A couple years ago there was a flareup at Disneyland California. About 400 Disneyland visitors were acquired measles.
A curious result of this infection was that roughly half of the stricken were unvaccinated and half were vaccinated.
If you google "measles vaccine efficacy" or similar you will find that it is generally describe as around "95% effective". I am not sure that there has every been a large clincal trial that tried to detect the efficacy of the measles vaccine, but that's what the google search says.
Another thing you can get pretty quick from google is that roughly 5% of the US population is not vaccinated for measles.
Well, if the ratio of vaccinated to unvaccinated at Disneyland was 20:1 and the effectiveness of the vaccine was 20:1, then when you run the experiment at Disneyland you will get 1:1 measles-vaccinated versus measles-unvaccinated, which is about the actual result.

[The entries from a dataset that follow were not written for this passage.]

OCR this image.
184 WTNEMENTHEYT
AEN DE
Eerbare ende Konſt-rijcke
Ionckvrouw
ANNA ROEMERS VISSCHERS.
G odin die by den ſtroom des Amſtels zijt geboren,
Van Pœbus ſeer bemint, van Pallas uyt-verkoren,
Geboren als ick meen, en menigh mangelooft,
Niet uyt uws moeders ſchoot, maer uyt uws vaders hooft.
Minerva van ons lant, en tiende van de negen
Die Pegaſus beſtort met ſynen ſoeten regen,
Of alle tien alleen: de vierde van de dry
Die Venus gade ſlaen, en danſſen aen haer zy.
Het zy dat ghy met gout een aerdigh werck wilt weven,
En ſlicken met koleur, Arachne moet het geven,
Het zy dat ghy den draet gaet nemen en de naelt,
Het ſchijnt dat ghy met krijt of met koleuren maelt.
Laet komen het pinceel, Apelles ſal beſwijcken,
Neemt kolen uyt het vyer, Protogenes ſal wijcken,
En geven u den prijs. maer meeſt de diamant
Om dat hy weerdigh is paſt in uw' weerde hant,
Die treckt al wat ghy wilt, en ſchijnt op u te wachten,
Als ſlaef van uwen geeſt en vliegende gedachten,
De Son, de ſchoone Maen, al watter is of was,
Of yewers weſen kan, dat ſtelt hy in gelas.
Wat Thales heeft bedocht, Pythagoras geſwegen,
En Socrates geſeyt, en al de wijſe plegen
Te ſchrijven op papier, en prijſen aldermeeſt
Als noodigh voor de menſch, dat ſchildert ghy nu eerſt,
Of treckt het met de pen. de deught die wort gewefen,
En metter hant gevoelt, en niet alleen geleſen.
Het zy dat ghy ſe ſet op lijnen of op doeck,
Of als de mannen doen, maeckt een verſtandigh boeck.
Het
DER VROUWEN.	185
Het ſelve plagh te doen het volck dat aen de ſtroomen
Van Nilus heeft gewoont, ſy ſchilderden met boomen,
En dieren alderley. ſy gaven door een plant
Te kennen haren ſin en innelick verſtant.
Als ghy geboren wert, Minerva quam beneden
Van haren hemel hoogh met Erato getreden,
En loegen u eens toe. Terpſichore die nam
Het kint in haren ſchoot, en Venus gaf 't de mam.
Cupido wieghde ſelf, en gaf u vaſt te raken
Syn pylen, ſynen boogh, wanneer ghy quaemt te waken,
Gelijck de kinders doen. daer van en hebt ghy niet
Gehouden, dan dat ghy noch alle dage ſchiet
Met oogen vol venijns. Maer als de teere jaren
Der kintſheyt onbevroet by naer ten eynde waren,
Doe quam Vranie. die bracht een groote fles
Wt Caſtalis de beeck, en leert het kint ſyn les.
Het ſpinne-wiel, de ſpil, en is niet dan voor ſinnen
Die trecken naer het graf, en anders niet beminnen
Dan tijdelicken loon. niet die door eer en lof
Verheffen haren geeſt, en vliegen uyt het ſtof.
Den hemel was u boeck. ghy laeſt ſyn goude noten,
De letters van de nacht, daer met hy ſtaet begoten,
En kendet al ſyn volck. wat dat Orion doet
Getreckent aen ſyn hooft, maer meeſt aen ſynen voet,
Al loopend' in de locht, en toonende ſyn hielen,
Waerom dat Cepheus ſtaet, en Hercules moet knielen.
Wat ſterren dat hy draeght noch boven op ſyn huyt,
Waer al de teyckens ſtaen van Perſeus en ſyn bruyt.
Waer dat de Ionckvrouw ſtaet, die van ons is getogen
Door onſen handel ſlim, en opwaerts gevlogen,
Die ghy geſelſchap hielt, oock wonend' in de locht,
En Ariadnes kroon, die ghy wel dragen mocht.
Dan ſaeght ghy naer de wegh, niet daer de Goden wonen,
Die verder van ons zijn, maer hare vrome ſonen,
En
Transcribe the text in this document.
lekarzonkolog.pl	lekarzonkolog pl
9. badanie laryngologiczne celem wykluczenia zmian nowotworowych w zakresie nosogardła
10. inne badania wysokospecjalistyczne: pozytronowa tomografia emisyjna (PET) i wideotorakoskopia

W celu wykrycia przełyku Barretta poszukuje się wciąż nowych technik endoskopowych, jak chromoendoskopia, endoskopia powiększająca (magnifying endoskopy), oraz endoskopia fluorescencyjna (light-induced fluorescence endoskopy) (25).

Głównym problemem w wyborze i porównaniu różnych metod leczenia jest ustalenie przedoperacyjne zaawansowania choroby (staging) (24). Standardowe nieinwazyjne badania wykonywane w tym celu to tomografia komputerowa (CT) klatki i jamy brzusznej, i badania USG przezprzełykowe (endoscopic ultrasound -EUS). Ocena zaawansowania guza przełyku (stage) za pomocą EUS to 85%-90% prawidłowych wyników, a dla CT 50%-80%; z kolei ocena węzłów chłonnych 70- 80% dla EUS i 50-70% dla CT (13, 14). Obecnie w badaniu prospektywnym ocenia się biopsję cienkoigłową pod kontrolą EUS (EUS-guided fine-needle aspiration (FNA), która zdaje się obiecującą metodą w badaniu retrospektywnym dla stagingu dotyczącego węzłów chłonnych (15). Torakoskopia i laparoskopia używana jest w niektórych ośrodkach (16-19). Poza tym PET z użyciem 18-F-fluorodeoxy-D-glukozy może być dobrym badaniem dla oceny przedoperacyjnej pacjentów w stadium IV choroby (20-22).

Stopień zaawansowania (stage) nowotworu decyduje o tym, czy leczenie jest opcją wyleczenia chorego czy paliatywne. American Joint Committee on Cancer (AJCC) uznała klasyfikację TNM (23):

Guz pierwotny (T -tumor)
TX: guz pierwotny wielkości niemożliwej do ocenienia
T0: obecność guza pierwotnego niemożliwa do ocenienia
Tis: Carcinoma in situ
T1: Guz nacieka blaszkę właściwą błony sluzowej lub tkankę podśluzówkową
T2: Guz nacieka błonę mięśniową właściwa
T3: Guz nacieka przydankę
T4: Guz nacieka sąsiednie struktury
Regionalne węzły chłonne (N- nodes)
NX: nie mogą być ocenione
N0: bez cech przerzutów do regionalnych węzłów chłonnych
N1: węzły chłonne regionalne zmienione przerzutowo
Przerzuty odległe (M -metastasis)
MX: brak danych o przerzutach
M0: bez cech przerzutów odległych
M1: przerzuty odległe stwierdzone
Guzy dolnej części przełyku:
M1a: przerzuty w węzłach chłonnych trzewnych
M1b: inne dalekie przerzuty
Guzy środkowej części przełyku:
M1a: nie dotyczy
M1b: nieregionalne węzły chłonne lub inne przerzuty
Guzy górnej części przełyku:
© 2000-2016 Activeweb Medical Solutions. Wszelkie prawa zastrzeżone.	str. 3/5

It is generally not possible to run controlled vaccine experiments on humans for vaccines.
Except for two cases that I can think of: Disneyland and covid19.
My point is that the measles vaccine, generally thought of as 95% effective, controls measles very effectively when the measles virus is very uncommon in the environment.
Today, the covid virus is very common in the environment and yet the clinical trials achieved 95% effectiveness.
I would say that covid vaccine effectiveness is achieved against a high caliber machine gun rather than the measles vaccine effectiveness achieved agains a small caliber one shot.
Of course we really don't know how effective the covid vaccines because it is still early.
But if the 20:1 ratio of covid-unvaccinated to covid vaccinated holds, I expect the covid vaccines to control covid very effectively.